We ignore the first two sets and order a few more Shanghai specialties that Leon and Lilly had pointed out, along with a couple of others that catch our fancy. Again, we begin the meal in the Chinese manner with a cold dish. The peppery, salty duck is a duck leg brined in enough salt to permeate to the bone before being steamed. The salt brings out all the flavor of the meat so that it almost tastes roasted, yet its fatty skin remains moist and white. And again, we follow up with a soup course, “seafood chowder,” a thick egg-drop soup with peas, chopped calamari, and prawns. The soup is tasty but unmemorable.

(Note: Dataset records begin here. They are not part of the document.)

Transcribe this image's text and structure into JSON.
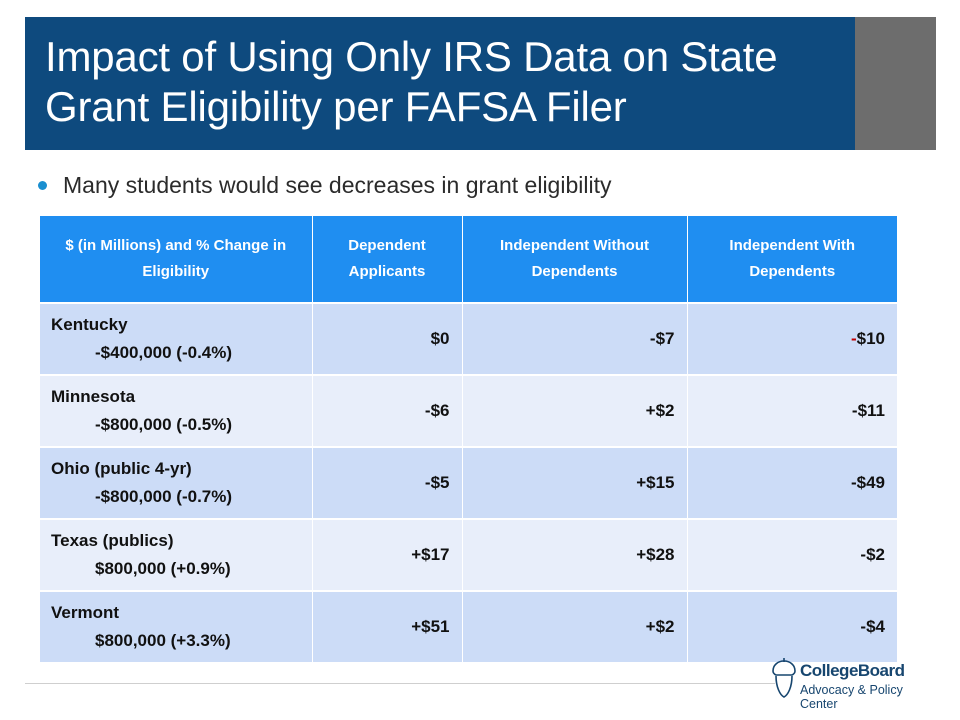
{
  "slide": {
    "title": "Impact of Using Only IRS Data on State Grant Eligibility per FAFSA Filer",
    "bullet": "Many students would see decreases in grant eligibility"
  },
  "table": {
    "headers": [
      "$ (in Millions) and % Change in Eligibility",
      "Dependent Applicants",
      "Independent Without Dependents",
      "Independent With Dependents"
    ],
    "rows": [
      {
        "state": "Kentucky",
        "change": "-$400,000 (-0.4%)",
        "dependent": "$0",
        "indep_without": "-$7",
        "indep_with_sign": "-",
        "indep_with_value": "$10"
      },
      {
        "state": "Minnesota",
        "change": "-$800,000 (-0.5%)",
        "dependent": "-$6",
        "indep_without": "+$2",
        "indep_with_sign": "",
        "indep_with_value": "-$11"
      },
      {
        "state": "Ohio (public 4-yr)",
        "change": "-$800,000 (-0.7%)",
        "dependent": "-$5",
        "indep_without": "+$15",
        "indep_with_sign": "",
        "indep_with_value": "-$49"
      },
      {
        "state": "Texas (publics)",
        "change": "$800,000 (+0.9%)",
        "dependent": "+$17",
        "indep_without": "+$28",
        "indep_with_sign": "",
        "indep_with_value": "-$2"
      },
      {
        "state": "Vermont",
        "change": "$800,000 (+3.3%)",
        "dependent": "+$51",
        "indep_without": "+$2",
        "indep_with_sign": "",
        "indep_with_value": "-$4"
      }
    ]
  },
  "logo": {
    "name": "CollegeBoard",
    "subtitle": "Advocacy & Policy Center",
    "icon": "acorn-logo-icon"
  },
  "colors": {
    "title_bar": "#0e4a7e",
    "title_accent": "#6d6d6d",
    "header_fill": "#1f8ef1",
    "row_odd": "#ccdcf7",
    "row_even": "#e8eefa",
    "bullet": "#1a8fd0",
    "negative_highlight": "#c00000"
  }
}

Then the table fills up with so many platters that we have to juggle — one dish must be in the air at all times. “Shrimp balls with gingko nuts” pairs peeled shrimp, which curl up when stir-fried, with the creamy, bitter flesh of gingko nuts, covering them with a transparent, lightly seasoned sauce. The chef takes a similarly Cantonese approach to black mushrooms, as meaty and tender as stewed beef tongue, with baby bok choy and Dictyophora indusiata. I’d had the lacy collar of the collared stinkhorn mushroom before at Daimo in Richmond, where it was described as “bamboo pith.” But Shanghai Gourmet’s preparation surpasses Daimo’s: instead of being so fibrous that they require an interminable amount of chewing, the soft, white spongy strips evaporate in the mouth, releasing all the sauce they have soaked up. The sensation is exquisite.

We encounter tofu skins again, this time wrapped loosely around julienned carrots, bean sprouts, and dried lily buds, a fleeting floral note. The bundles are laid across a bed of steamed spinach, and the greens match the al dente texture of the tofu skin.

The three lightly seasoned dishes play off two more assertively sauced entrées. Wuxi spareribs, fatty and tender, have been braised in a semisweet, bright red lacquer fragrant with star anise and cinnamon. The roasted carp with scallions is fried and smothered in a chocolate-brown oily sauce chunky with filaments of melted, long-sautéed scallions. Its dark, roasted flavor, though not sweet, masks the muskiness of the freshwater fish. But hundreds of tiny sharp bones make the carp something of a nightmare to eat.

The only disappointing dish is the Shanghai-style thick pan-fried noodles. I love the chewiness of the noodles, which are as thick as udon, and the almost smoky taste of wok char. But the oily pasta, stir-fried with a little soy, doesn’t have much flavor.

You can try the Chinese-style desserts — which include a deep-fried rice-flour pancake stuffed with chocolaty red-bean paste or an overly watery, pink sticky-rice pudding studded with dried fruits and lotus nuts. But you’ll probably be just as happy after all the rich flavors of Shanghai cuisine with the orange segments and fortune cookies that come with the bill. Which, by the way, isn’t very large considering the amount of food.

On his first visit, Leon’s Shanghai-born cousin gave her nod to the place, but his quest for the best Shanghainese food in the Bay Area continues. Despite his reservations, Shanghai Gourmet serves the most interesting, best-executed Chinese food I’ve yet tasted east of the Caldecott.

Just be sure to ask for the right menu.